Made up of gypsum sand, the dunes move constantly, making every return visit feel like a brand-new experience.
BY DUSK, THE WHITE SANDS NATIONAL PARK dune field seems marked by a strange kind of hieroglyphics—footprints and long vertical lines of people scrambling up and then sliding down the steepest faces. The surreal, sinuous curves of white in this otherworldly place elicit an immediate sense of amazement and promote a carnival-like atmosphere.
People of all ages climb onto sleds—a mission so endorsed by the park that the saucers are for sale in the gift shop and recommended on several wayfinding signs. Other visitors rest on camp chairs under beach umbrellas. Laughter, jubilant calls, and delighted squeals carry across the sand.
As I walk the gypsum ridges in late August, a barefoot man strolls along the crest of one, playing an accordion. Its opened case lies by his car, near a pair of kicked-off cowboy boots. He plays and sings while walking across a dune, a photographer crouching near him, capturing the scene. The sun moves toward the mountains rimming the Tularosa Basin, a jagged blue line on the horizon. A breeze picks up. The temperature drops.

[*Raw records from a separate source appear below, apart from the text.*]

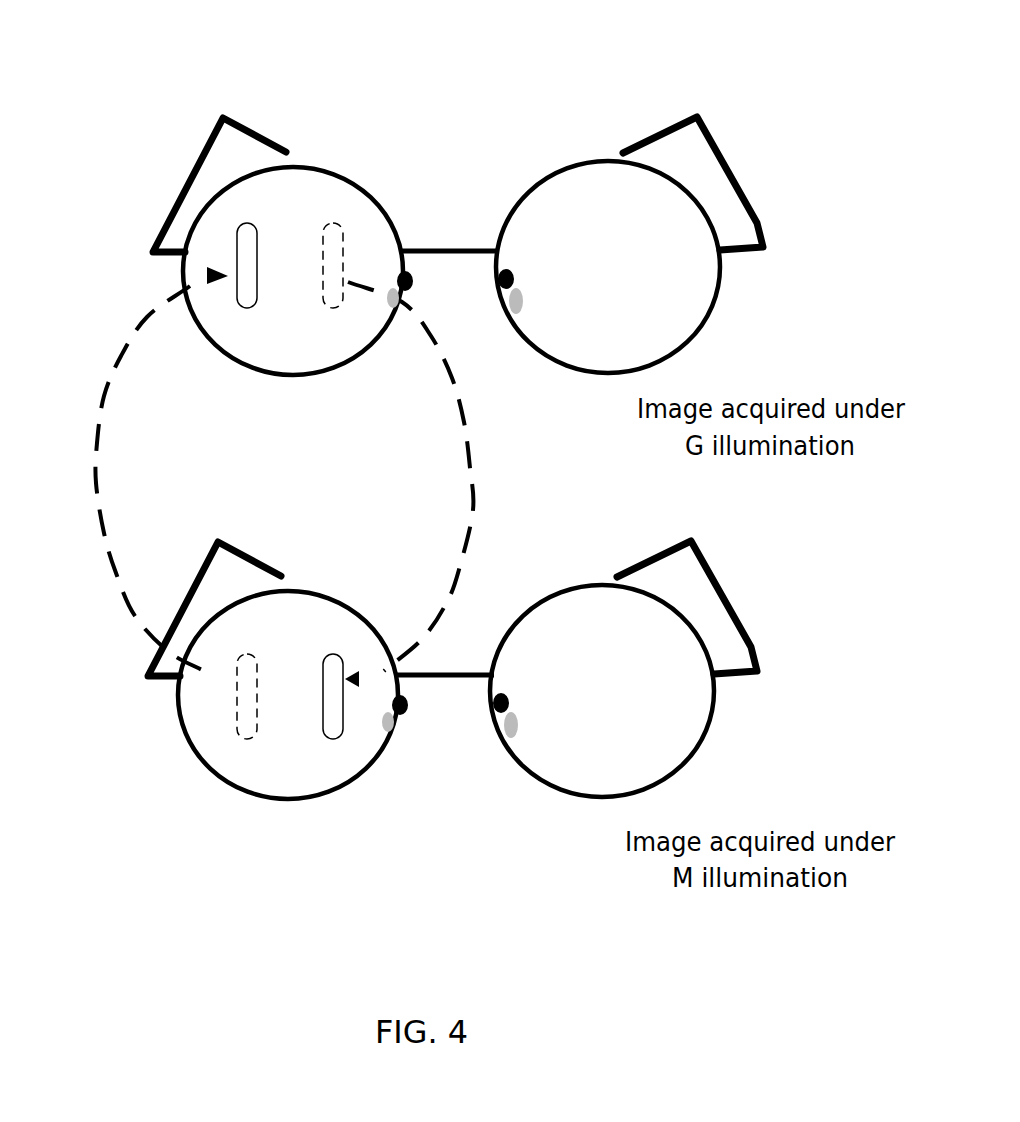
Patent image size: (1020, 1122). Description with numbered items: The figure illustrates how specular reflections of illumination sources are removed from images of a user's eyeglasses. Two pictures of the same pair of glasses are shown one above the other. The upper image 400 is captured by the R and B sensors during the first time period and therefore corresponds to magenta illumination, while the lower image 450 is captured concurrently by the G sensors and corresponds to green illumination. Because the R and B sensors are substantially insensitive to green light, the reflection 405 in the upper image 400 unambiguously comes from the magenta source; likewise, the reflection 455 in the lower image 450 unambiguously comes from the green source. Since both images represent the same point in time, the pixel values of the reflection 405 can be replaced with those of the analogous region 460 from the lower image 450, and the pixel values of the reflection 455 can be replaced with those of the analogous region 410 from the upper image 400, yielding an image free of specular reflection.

The upper image 400 is at (175, 92).
The reflection 405 is at (257, 253).
The analogous region 410 is at (345, 253).
The lower image 450 is at (93, 656).
The reflection 455 is at (345, 672).
The analogous region 460 is at (257, 680).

The texture of the sand changes over the sides of a single dune—deep and soft in places and wind-firmed to a walkable crust in others, the surface scalloped in the way that waves often ripple undersea sand. As the sun sets, these dunes reveal how many shades can hide in a single color: pink-white, lavender-white, blue-white, gray-white, brown-white. People wandering the dunes transform into tiny black specks on the otherwise white landscape, a place unlike anywhere else on the planet, a light smudge visible from space.
In January 1933, President Herbert Hoover recognized its importance by designating White Sands as a national monument. In December 2019, the more than 145,000 federally protected acres became a national park. Like the windblown grains all around me, the shift may seem subtle but could represent seismic changes in our knowledge, understanding, and ability to tap into the many secrets this landscape contains.
New national parks generate excitement, and this January and February, White Sands witnessed its highest attendance ever for those two months. Then the pandemic came, dampening visitation. (It drew 608,785 visitors in 2019, a boost for the cities of Alamogordo, about 15 miles to the northeast, and Las Cruces, about 50 miles to the southwest.)
Go ahead and take off your shoes. Even during the height of summer, the sands feel cool.
The landscape itself unveils new mysteries as scientists poke into its inner workings. That’s one reason its elevation to national park status calls for celebration: The national monument language spoke solely to preserving the dunes and their sand; the national park designation encompasses other natural resources, a nod to the robust research under way and a spur for more of it.
“In the last 20 years or so, a lot of what we know about the park has changed,” says David Bustos, resource program manager with White Sands National Park. In fact, the designation specifically cited recent discoveries in paleontology, archaeology, geology, and hydrology. “That allows us to request special assistance and additional funds to understand these resources, but also to preserve them. Now it’s part of our mission.”
White Sands remains a largely untapped wonder, drawing researchers from throughout the United States and beyond. Eric Metzler, the resident moth expert, began researching species in the park in 2007. That thrilled Bustos, and the two expected to soon amass a comprehensive view of all moth species in the park.
Instead, Metzler is still at work, having identified 600 species in a swath only 100 yards across and 2 miles long. Each year, he finds and describes a new species just one dune over from the previous. Of the 60 new species he has discovered in White Sands, an astonishing 54 of them are endemic, found only in this hot whitescape of an environment. “That particular rate of endemism is unknown in the world, except perhaps in the Galápagos Islands,” he says.
“It’s a very unique place, so it draws a lot of people for that reason,” says Ryan Ewing, an associate professor of geology at Texas A&M who comes to the park to study its sand dunes. “The reason we go out there is that this is like a natural laboratory.”
The park is also reaching out to Native tribes, many of whom have stories that add a layer to the archaeological work under way and the understanding of how the landscape has changed over time.
“People visiting White Sands have had a special connection for a long, long time,” Bustos says. “It’s a special place, and it always has been.”
Like the colors of the sunset reflecting off the dunes, Bustos finds variety in the work here, be it research on fossil footprints, a potential mission to Mars, or the military activities at nearby White Sands Missile Range. “There are so many different pieces,” he says. “So many incredible stories, you never know how the day’s going to go or what you’re going to find.”
White Sands National Park
Some White Sands experiences are currently unavailable, but the park is open. When restrictions lift, expect sunset concerts, star parties, and campouts. Admission is $20 per vehicle or $15 per person (if only one adult is in a vehicle), good for seven days. You can drive up to 16 miles in a loop to view the dunes. The park is open every day of the year except Christmas. Winter hours (November 1–February 7) are 7 a.m.–6 p.m. Check the website for other hours, restrictions, and changes. Dogs and other pets must be on a leash. Bicycling is permitted on the asphalt and packed gypsum, but not on the dunes themselves. 575-479-6124.